A note on the Compactness of Poincare-Einstein manifolds

TL;DR

This paper establishes a precise equivalence between the compactness of two types of compactifications of conformally compact Poincaré-Einstein manifolds with positive Yamabe conformal infinity, in specific function space topologies.

Contribution

It proves that the compactness of the standard and adapted compactifications are equivalent under certain boundary conditions and regularity assumptions.

Findings

Compactness of standard compactifications implies compactness of adapted ones.

The equivalence holds in specific $C^{k,eta}$ and $C^{l,eta}$ topologies.

The result applies to manifolds with positive Yamabe type conformal infinity.

Abstract

For a conformally compact Poincar\'{e}-Einstein manifold $(X,g_+)$, we consider two types of compactifications for it.
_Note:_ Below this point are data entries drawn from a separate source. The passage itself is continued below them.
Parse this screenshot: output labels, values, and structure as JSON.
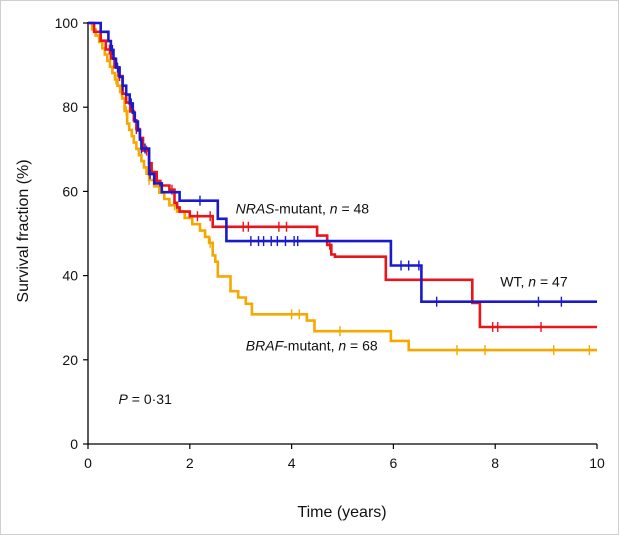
{
  "chart_data": {
    "type": "line",
    "title": "",
    "xlabel": "Time (years)",
    "ylabel": "Survival fraction (%)",
    "xlim": [
      0,
      10
    ],
    "ylim": [
      0,
      100
    ],
    "xticks": [
      0,
      2,
      4,
      6,
      8,
      10
    ],
    "yticks": [
      0,
      20,
      40,
      60,
      80,
      100
    ],
    "grid": false,
    "series": [
      {
        "name": "BRAF-mutant",
        "color": "#f5a800",
        "steps": [
          [
            0,
            100
          ],
          [
            0.08,
            98.5
          ],
          [
            0.15,
            97
          ],
          [
            0.22,
            95.5
          ],
          [
            0.28,
            94
          ],
          [
            0.33,
            92.5
          ],
          [
            0.38,
            91
          ],
          [
            0.43,
            89.6
          ],
          [
            0.48,
            88.1
          ],
          [
            0.53,
            86.6
          ],
          [
            0.58,
            85.1
          ],
          [
            0.63,
            83.6
          ],
          [
            0.67,
            82.1
          ],
          [
            0.72,
            79.1
          ],
          [
            0.77,
            76.1
          ],
          [
            0.81,
            74.6
          ],
          [
            0.86,
            73.1
          ],
          [
            0.9,
            71.6
          ],
          [
            0.95,
            70.1
          ],
          [
            1.0,
            68.6
          ],
          [
            1.05,
            67.2
          ],
          [
            1.1,
            65.7
          ],
          [
            1.15,
            64.2
          ],
          [
            1.2,
            62.7
          ],
          [
            1.3,
            61.2
          ],
          [
            1.4,
            59.7
          ],
          [
            1.5,
            58.2
          ],
          [
            1.6,
            56.7
          ],
          [
            1.75,
            55.2
          ],
          [
            1.9,
            53.7
          ],
          [
            2.05,
            52.2
          ],
          [
            2.2,
            50.7
          ],
          [
            2.3,
            49.2
          ],
          [
            2.38,
            47.8
          ],
          [
            2.45,
            44.8
          ],
          [
            2.5,
            43.3
          ],
          [
            2.55,
            39.8
          ],
          [
            2.8,
            36.3
          ],
          [
            2.95,
            34.8
          ],
          [
            3.1,
            33.3
          ],
          [
            3.22,
            30.8
          ],
          [
            4.3,
            29.3
          ],
          [
            4.45,
            26.8
          ],
          [
            5.95,
            24.5
          ],
          [
            6.3,
            22.3
          ],
          [
            10,
            22.3
          ]
        ],
        "censored": [
          0.55,
          0.75,
          1.2,
          1.7,
          2.4,
          4.0,
          4.15,
          4.95,
          7.25,
          7.8,
          9.15,
          9.85
        ]
      },
      {
        "name": "NRAS-mutant",
        "color": "#e8151b",
        "steps": [
          [
            0,
            100
          ],
          [
            0.12,
            97.9
          ],
          [
            0.25,
            95.8
          ],
          [
            0.35,
            93.7
          ],
          [
            0.45,
            91.6
          ],
          [
            0.52,
            89.5
          ],
          [
            0.6,
            87.4
          ],
          [
            0.68,
            83.2
          ],
          [
            0.75,
            81.1
          ],
          [
            0.83,
            79
          ],
          [
            0.9,
            76.9
          ],
          [
            0.95,
            74.8
          ],
          [
            1.02,
            72.7
          ],
          [
            1.08,
            69.7
          ],
          [
            1.2,
            66.7
          ],
          [
            1.25,
            64.6
          ],
          [
            1.35,
            62.5
          ],
          [
            1.42,
            61.4
          ],
          [
            1.6,
            60.4
          ],
          [
            1.7,
            57.3
          ],
          [
            1.75,
            56.2
          ],
          [
            1.8,
            55.2
          ],
          [
            2.0,
            54.1
          ],
          [
            2.45,
            51.6
          ],
          [
            4.5,
            49.5
          ],
          [
            4.7,
            47.3
          ],
          [
            4.78,
            45
          ],
          [
            4.85,
            44.5
          ],
          [
            5.85,
            39
          ],
          [
            7.55,
            33.5
          ],
          [
            7.7,
            27.8
          ],
          [
            10,
            27.8
          ]
        ],
        "censored": [
          0.42,
          0.62,
          0.95,
          1.15,
          1.65,
          2.15,
          2.4,
          3.05,
          3.15,
          3.75,
          3.9,
          4.75,
          7.95,
          8.05,
          8.9
        ]
      },
      {
        "name": "WT",
        "color": "#1a1aca",
        "steps": [
          [
            0,
            100
          ],
          [
            0.25,
            97.9
          ],
          [
            0.4,
            95.7
          ],
          [
            0.45,
            93.6
          ],
          [
            0.5,
            91.5
          ],
          [
            0.55,
            89.4
          ],
          [
            0.62,
            87.2
          ],
          [
            0.68,
            85.1
          ],
          [
            0.75,
            83
          ],
          [
            0.82,
            80.9
          ],
          [
            0.88,
            78.7
          ],
          [
            0.92,
            76.6
          ],
          [
            0.98,
            74.5
          ],
          [
            1.02,
            72.3
          ],
          [
            1.05,
            70.2
          ],
          [
            1.2,
            64.1
          ],
          [
            1.3,
            61.9
          ],
          [
            1.45,
            59.8
          ],
          [
            1.8,
            57.8
          ],
          [
            2.55,
            53.5
          ],
          [
            2.72,
            48.2
          ],
          [
            5.95,
            42.4
          ],
          [
            6.55,
            33.8
          ],
          [
            10,
            33.8
          ]
        ],
        "censored": [
          0.48,
          0.58,
          0.68,
          0.85,
          1.05,
          1.12,
          1.22,
          2.2,
          3.2,
          3.35,
          3.45,
          3.6,
          3.72,
          3.88,
          4.05,
          4.12,
          6.15,
          6.3,
          6.5,
          6.85,
          8.85,
          9.3
        ]
      }
    ],
    "labels": [
      {
        "series": "NRAS-mutant",
        "gene": "NRAS",
        "suffix": "-mutant, ",
        "n_sym": "n",
        "n_text": " = 48",
        "x": 2.9,
        "y": 54.8
      },
      {
        "series": "WT",
        "gene": "",
        "suffix": "WT, ",
        "n_sym": "n",
        "n_text": " = 47",
        "x": 8.1,
        "y": 37.4
      },
      {
        "series": "BRAF-mutant",
        "gene": "BRAF",
        "suffix": "-mutant, ",
        "n_sym": "n",
        "n_text": " = 68",
        "x": 3.1,
        "y": 22.2
      }
    ],
    "annotation": {
      "p_sym": "P",
      "p_text": " = 0·31",
      "x": 0.6,
      "y": 9.5
    }
  }
}
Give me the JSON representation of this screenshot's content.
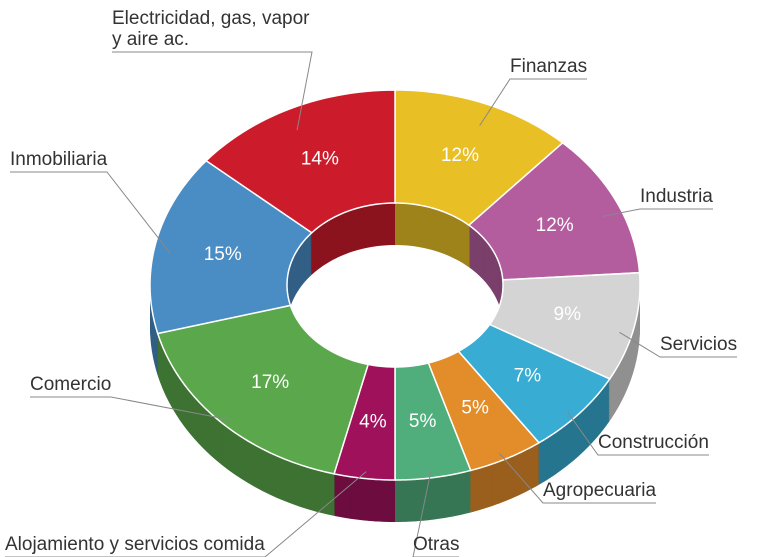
{
  "chart_data": {
    "type": "pie",
    "donut": true,
    "categories": [
      "Finanzas",
      "Industria",
      "Servicios",
      "Construcción",
      "Agropecuaria",
      "Otras",
      "Alojamiento y servicios comida",
      "Comercio",
      "Inmobiliaria",
      "Electricidad, gas, vapor y aire ac."
    ],
    "values": [
      12,
      12,
      9,
      7,
      5,
      5,
      4,
      17,
      15,
      14
    ],
    "value_labels": [
      "12%",
      "12%",
      "9%",
      "7%",
      "5%",
      "5%",
      "4%",
      "17%",
      "15%",
      "14%"
    ],
    "colors": [
      "#e9bf26",
      "#b35d9e",
      "#d4d4d4",
      "#38acd2",
      "#e38c2a",
      "#50ae7c",
      "#a0115b",
      "#5aa84b",
      "#4a8cc4",
      "#cc1c2b"
    ]
  }
}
One is $\bar{g}=\rho^2g_+$, where $\rho$ is a fixed smooth defining function; the other is the adapted (including Fefferman-Graham) compactification $\bar{g}_s=\rho^2_sg_+$ with a continuous parameter $s>\frac{n}{2}$. In this paper, we mainly prove that for a set of conformally compact Poincar\'{e}-Einstein manifolds $\{(X, g_{+}^{(i)})\}$ with conformal infinity of positive Yamabe type, $\{\bar{g}^{(i)}\}$ is compact in $C^{k,\alpha}(\overline{X})$ topology if and only if $\{\bar{g}_s^{(i)}\}$ is compact in some $C^{l,\beta}(\overline{X})$ topology, provided that $\bar{g}^{(i)}|_{TM}=\bar{g}_s^{(i)}|_{TM}=\hat{g}^{(i)}$ and $\hat{g}^{(i)}$ has positive scalar curvature for each $i$. See Theorem 1.1 and Corollary 1.1 for the exact relation of $(k,\alpha)$ and $(l,\beta)$.